Quando pensamos em prevenção cardiovascular, muito provavelmente uma série de patologias vem a sua mente, quase que invariavelmente, de cunho metabólico. Afinal, pacientes com distúrbios metabólicos evoluem com alto risco de desenvolvimento de cardiopatias, principalmente baseados na doença arterial coronariana.
Conhecer a fisiopatologia dessas doenças é uma habilidade que deve ser dominada pelo médico desde que ele ainda está na graduação, nas fases iniciais de sua longa jornada.
Esse é um ponto muito negligenciado por vários colegas, mas hoje quero na verdade abordar outros aspectos interessantes dessa visão geral focada na prevenção cardiovascular. E mesmo que isso possa te soar estranho em um podcast voltado para o mundo das valvopatias e cardiopatia estrutural, vou lhe mostrar que nosso raciocínio tem que manter isso em foco também.

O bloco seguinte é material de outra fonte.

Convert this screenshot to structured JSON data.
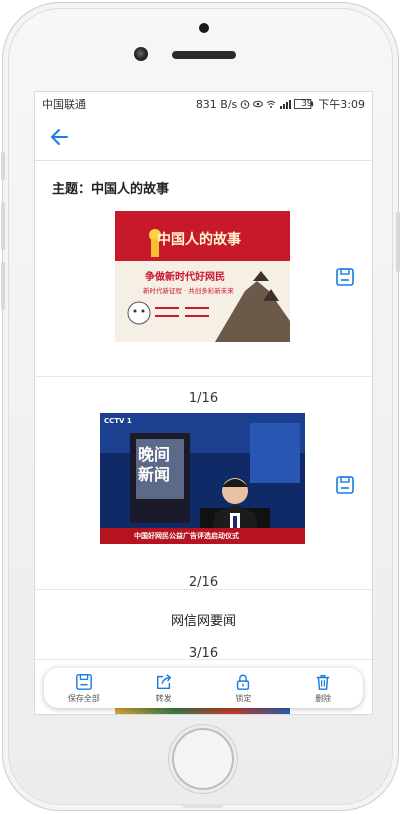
{
  "status": {
    "carrier": "中国联通",
    "speed": "831 B/s",
    "battery": "39",
    "time": "下午3:09"
  },
  "header": {
    "back_icon": "back-arrow-icon"
  },
  "topic": {
    "label": "主题：中国人的故事"
  },
  "images": [
    {
      "banner_title": "中国人的故事",
      "banner_sub1": "争做新时代好网民",
      "banner_sub2": "新时代新征程 · 共创多彩新未来"
    },
    {
      "tv_logo": "CCTV 1",
      "tv_show": "晚间新闻",
      "ticker": "中国好网民公益广告评选启动仪式"
    }
  ],
  "pages": [
    "1/16",
    "2/16",
    "3/16"
  ],
  "caption": "网信网要闻",
  "toolbar": [
    {
      "icon": "save-icon",
      "label": "保存全部"
    },
    {
      "icon": "share-icon",
      "label": "转发"
    },
    {
      "icon": "lock-icon",
      "label": "锁定"
    },
    {
      "icon": "trash-icon",
      "label": "删除"
    }
  ],
  "colors": {
    "accent": "#1a7be0",
    "banner_red": "#c8192b"
  }
}
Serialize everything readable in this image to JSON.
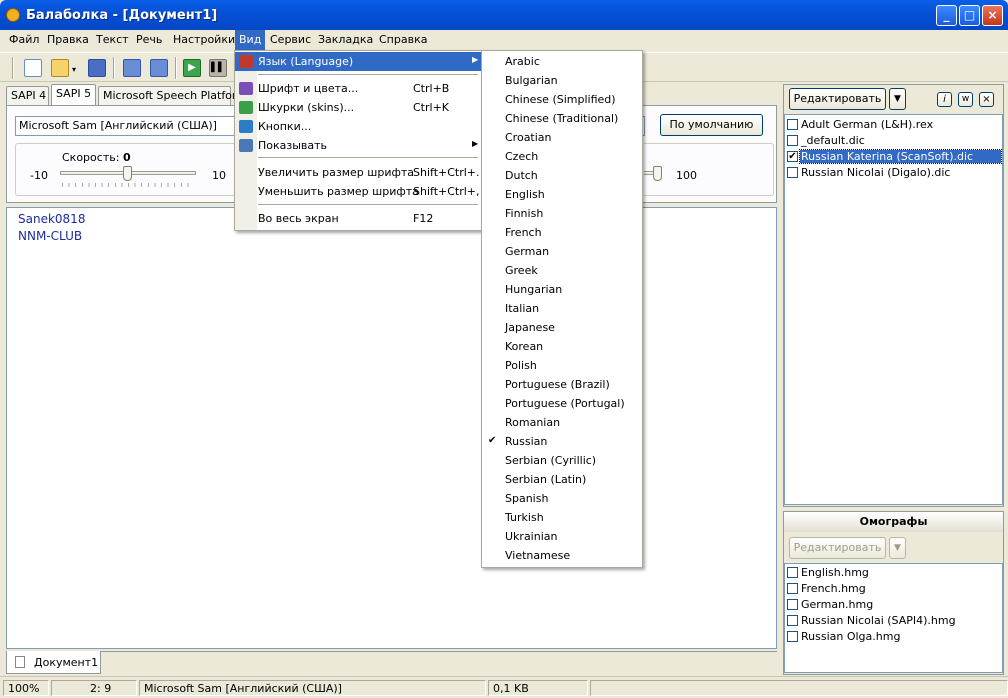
{
  "window": {
    "title": "Балаболка - [Документ1]",
    "controls": [
      "_",
      "□",
      "×"
    ]
  },
  "menubar": [
    "Файл",
    "Правка",
    "Текст",
    "Речь",
    "Настройки",
    "Вид",
    "Сервис",
    "Закладка",
    "Справка"
  ],
  "engine_tabs": [
    "SAPI 4",
    "SAPI 5",
    "Microsoft Speech Platform"
  ],
  "voice": {
    "selected": "Microsoft Sam [Английский (США)]",
    "default_button": "По умолчанию"
  },
  "rate": {
    "label": "Скорость:",
    "value": "0",
    "min": "-10",
    "max": "10",
    "level": 0.5
  },
  "volume": {
    "max": "100",
    "level": 1.0
  },
  "editor": {
    "lines": [
      "Sanek0818",
      "NNM-CLUB"
    ]
  },
  "view_menu": {
    "items": [
      {
        "label": "Язык (Language)",
        "shortcut": "",
        "submenu": true,
        "icon": "language-icon"
      },
      {
        "label": "Шрифт и цвета...",
        "shortcut": "Ctrl+B",
        "icon": "font-icon"
      },
      {
        "label": "Шкурки (skins)...",
        "shortcut": "Ctrl+K",
        "icon": "skins-icon"
      },
      {
        "label": "Кнопки...",
        "shortcut": "",
        "icon": "buttons-icon"
      },
      {
        "label": "Показывать",
        "shortcut": "",
        "submenu": true,
        "icon": "show-icon"
      },
      {
        "label": "Увеличить размер шрифта",
        "shortcut": "Shift+Ctrl+."
      },
      {
        "label": "Уменьшить размер шрифта",
        "shortcut": "Shift+Ctrl+,"
      },
      {
        "label": "Во весь экран",
        "shortcut": "F12"
      }
    ]
  },
  "language_menu": {
    "items": [
      "Arabic",
      "Bulgarian",
      "Chinese (Simplified)",
      "Chinese (Traditional)",
      "Croatian",
      "Czech",
      "Dutch",
      "English",
      "Finnish",
      "French",
      "German",
      "Greek",
      "Hungarian",
      "Italian",
      "Japanese",
      "Korean",
      "Polish",
      "Portuguese (Brazil)",
      "Portuguese (Portugal)",
      "Romanian",
      "Russian",
      "Serbian (Cyrillic)",
      "Serbian (Latin)",
      "Spanish",
      "Turkish",
      "Ukrainian",
      "Vietnamese"
    ],
    "checked": "Russian"
  },
  "dictionaries": {
    "edit_button": "Редактировать",
    "items": [
      {
        "name": "Adult German (L&H).rex",
        "checked": false
      },
      {
        "name": "_default.dic",
        "checked": false
      },
      {
        "name": "Russian Katerina (ScanSoft).dic",
        "checked": true
      },
      {
        "name": "Russian Nicolai (Digalo).dic",
        "checked": false
      }
    ]
  },
  "homographs": {
    "title": "Омографы",
    "edit_button": "Редактировать",
    "items": [
      {
        "name": "English.hmg",
        "checked": false
      },
      {
        "name": "French.hmg",
        "checked": false
      },
      {
        "name": "German.hmg",
        "checked": false
      },
      {
        "name": "Russian Nicolai (SAPI4).hmg",
        "checked": false
      },
      {
        "name": "Russian Olga.hmg",
        "checked": false
      }
    ]
  },
  "doc_tab": "Документ1",
  "status": {
    "zoom": "100%",
    "position": "2:   9",
    "voice": "Microsoft Sam [Английский (США)]",
    "size": "0,1 KB"
  },
  "colors": {
    "highlight": "#316ac5",
    "editor_text": "#1c2c9c"
  }
}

Pacientes que desenvolvem diabetes, dislipidemia, doença renal crônica, são hipertensos e tem história de tabagismo já nos ligam o alerta para risco cardiovascular elevado, como o desenvolvimento de infarto agudo do miocárdio, eventos cerebrovasculares como o acidente vascular encefálico ou mesmo acometimentos da aorta, como dissecção de aorta.
Mas será que, de forma geral, temos na mente do cardiologista clínico, que também temos um elevado risco de estenose aórtica calcifica? Quando for examinar esse paciente, o cardiologista vai dar atenção devida à ausculta em busca de um sopro?
Tanto a estenose aórtica calcifica, quando a doença arterial coronariana aterosclerótica compartilham da mesma fisiopatologia. Partem da deposição de partículas de colesterol abaixo do entotélio. Enquanto isso ocorre nos vasos coronarianos, temos o estreitamento luminal e também o risco de uma ruptura de placa e trombose local, levando ao quadro de infarto agudo do miocárdio. Já quando ocorre na topografia da valva aórtica, o risco não é de redução luminal ou mesmo de ruptura de placa, mas sim de enrijecimento dos folhetos, levando a uma abertura inadequada e geração de gradiente transvalvar.
Mais de metade dos pacientes que tem estenose aórtica degenerativa de grau importante, tem também doença arterial coronariana com estreitamento luminal acima de 70%, ou seja, passível de revascularização.
Acho que já passou da hora de termos esse tipo de raciocínio na mente dos cardiologistas clínicos. Claro que suspeitar da doença coronariana é fundamental e é um dos pilares do rastreio cardiovascular, mas ter em mente que valvopatias degenerativas podem estar ali, esperando para serem diagnosticadas é crucial. Afinal, chegar bem na hora de uma intervenção qualquer, passar por avaliação pré-cirúrgica e só termos o rastreio de doença arterial coronariana pode colocar seu paciente em risco.
Anamnese e exame físico bem feitos já resolveriam a imensa maioria dos casos e aliado a uma ecocardiografia beira-leito, as chances de diagnóstico beiram os 100%.
Diante de um idoso cheio de comorbidades, procure doença arterial coronariana, mas não se esqueça das valvopatias degenerativas, elas são importantes e mais prevalentes do que podemos imaginar.